Unfortunately config is always empty here. Am I missing something?
Without diving deeper, your code looks more or less OK. If you get 200 success response from the last CURL then I'd try different endpoints as per docs docs.microsoft.com/en-us/azure/azure-app-configuration/rest-api-key-value?WT.mc_id=AZ-MVP-5003556 maybe this /kv?label=*&api-version={api-version} anyways it should work so you are very close, good luck!
@@AdamMarczakYT I got it working, thanks. Had not assigned the right access role to the system managed identity.
Thanks Adam, great job on your videos!
Thank you Michell, I appreciate it :)
Good explanation !
Hi Adam, thanks so much for the video. Could you advise if it is necessary to use managed identity with key vault, or does managed identity render key vault useless within the same architecture? Thanks!
Can this be used with SSRS?
Keep posting more videos on Azure AD server
More to come!
I'm watching it a year later -> still good ;-)
THX
Great Tutorial as always.
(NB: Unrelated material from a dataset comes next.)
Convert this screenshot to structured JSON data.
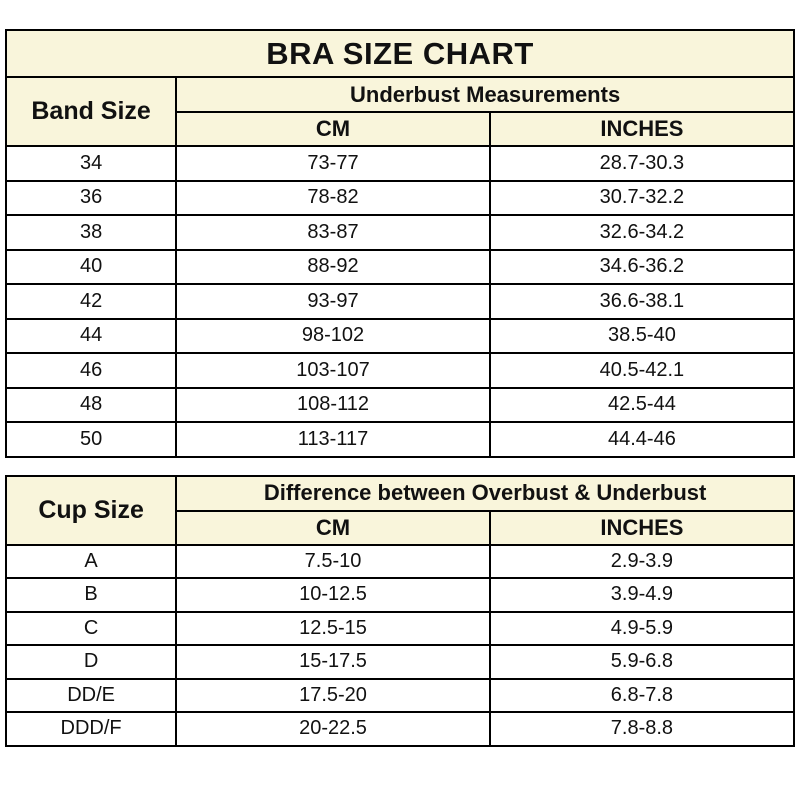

Please make videos on Azure Networking too.
Thanks, will do!
really so informative
I love this feature!
Me too! :) It's just so much simpler to do auth with it.
Excellent.
Thank you! Cheers!
Nice video Adam, How can we use the managed identities by using logic apps as a target resource Windows defender ATP as this is not the service of Azure. Thanks.
Hi, unfortunately I don't know. I'm not windows defender specialist. I would assume not if it's not protected by Azure AD since managed identities come from azure ad. thanks for watching :)
liked the video before watching it !!! Brother, you have my respect \,\,
I appreciate that! That is a big trust and I hope it pays off! Thanks again!
Great Video! ...again
Thank you! Cheers! :)
Great tutorial as usual, Adam. Please what do you use for your architectural diagrams?
Just like a true architect I use PowerPoint :D Thanks for watching!
thanks, this is a great video, ur git repo is very useful for study
Glad you think so!
Great tutorial but how to get MSI_ENDPOINT and MSI_SECRET? i want to get the AZ AD token via MSI for my web app using Nodejs, can anyone help me achieve it?
They are available as environment variables, so use process.env to get them.